The cleverer the arguments required to justify a plan, the worse it is. I give by way of example a characteristically ingenious article in The Times by the soon-to-be Lord Finkelstein, explaining why it really does make sense to sink upwards of £50bn into the HS2 rail project.
Finkelstein argued that this scheme is exactly analogous to the late Steve Jobs’s design for the Hollywood studios of the animation business Pixar: putting everyone in one central atrium, rather than scattered among many buildings, “would maximise the number of creative encounters”.
In their new book The Blunders of Our Governments, Anthony King and Ivor Crewe identify the desire of ministers for the most spectacular and gold-plated solutions to apparent problems — instead of low-profile tweaking — as one of the principal causes of disastrous decisions.
This tendency obviously predates the period covered by King and Crewe — the past 35 years. Adam Smith noted in the 18th century: “The proud minister of an ostentatious court may frequently take pleasure in executing a work of splendour and magnificence, such as a great highway . . . But to execute a great number of little works . . . which . . . have nothing to recommend them but their extreme utility, is a business which appears . . . too mean and paltry to merit the attention of so great a magistrate.”

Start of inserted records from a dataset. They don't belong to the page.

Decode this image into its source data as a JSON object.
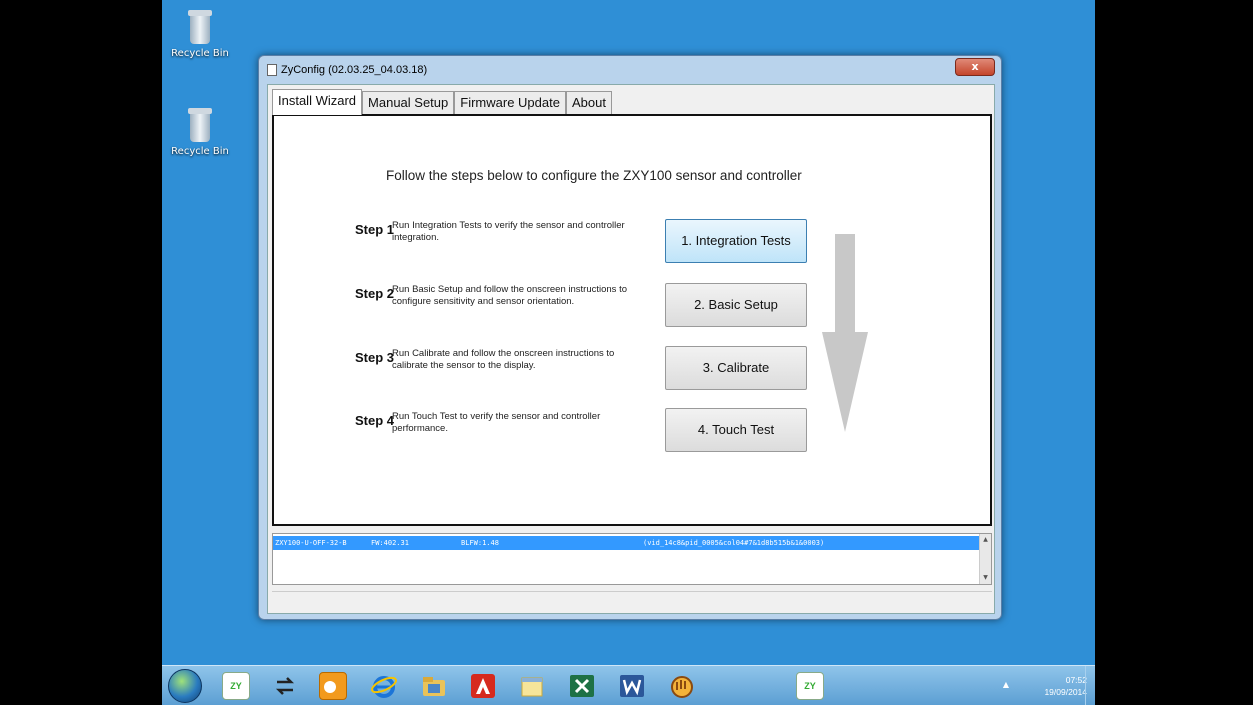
{
  "desktop": {
    "icons": [
      {
        "label": "Recycle Bin",
        "icon": "recycle-bin-full-icon"
      },
      {
        "label": "Recycle Bin",
        "icon": "recycle-bin-empty-icon"
      }
    ]
  },
  "window": {
    "title": "ZyConfig (02.03.25_04.03.18)",
    "close_label": "x",
    "tabs": [
      {
        "label": "Install Wizard",
        "active": true
      },
      {
        "label": "Manual Setup",
        "active": false
      },
      {
        "label": "Firmware Update",
        "active": false
      },
      {
        "label": "About",
        "active": false
      }
    ],
    "instruction": "Follow the steps below to configure the ZXY100 sensor and controller",
    "steps": [
      {
        "label": "Step 1",
        "desc": "Run Integration Tests to verify the sensor and controller integration.",
        "button": "1. Integration Tests"
      },
      {
        "label": "Step 2",
        "desc": "Run Basic Setup and follow the onscreen instructions to configure sensitivity and sensor orientation.",
        "button": "2. Basic Setup"
      },
      {
        "label": "Step 3",
        "desc": "Run Calibrate and follow the onscreen instructions to calibrate the sensor to the display.",
        "button": "3. Calibrate"
      },
      {
        "label": "Step 4",
        "desc": "Run Touch Test to verify the sensor and controller performance.",
        "button": "4. Touch Test"
      }
    ],
    "device": {
      "model": "ZXY100-U-OFF-32-B",
      "fw": "FW:402.31",
      "blfw": "BLFW:1.48",
      "id": "(vid_14c8&pid_0005&col04#7&1d8b515b&1&0003)"
    }
  },
  "taskbar": {
    "items": [
      "start-orb-icon",
      "zyconfig-icon",
      "network-arrows-icon",
      "outlook-icon",
      "internet-explorer-icon",
      "file-explorer-icon",
      "acrobat-icon",
      "notes-icon",
      "excel-icon",
      "word-icon",
      "hand-icon",
      "zyconfig-icon"
    ],
    "tray_arrow": "▲",
    "time": "07:52",
    "date": "19/09/2014"
  },
  "colors": {
    "desktop": "#2f8fd6",
    "selection": "#3399ff",
    "hover_button": "#bfe4f9"
  }
}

It is in this spirit that the transport economist Richard Wellings has produced a series of pamphlets for the Institute of Economic Affairs. Along with other HS2 sceptics, he argues that less grandiose means could deal with the problems allegedly identified by the transport department: these would include increasing the length of Intercity trains and extending platform lengths to accommodate them. This approach also has the merit of derailing the industrial lobbyists, whose instinct for detecting the teat of public subsidy is as unerring as the greediest infant in pursuit of its mother’s milk.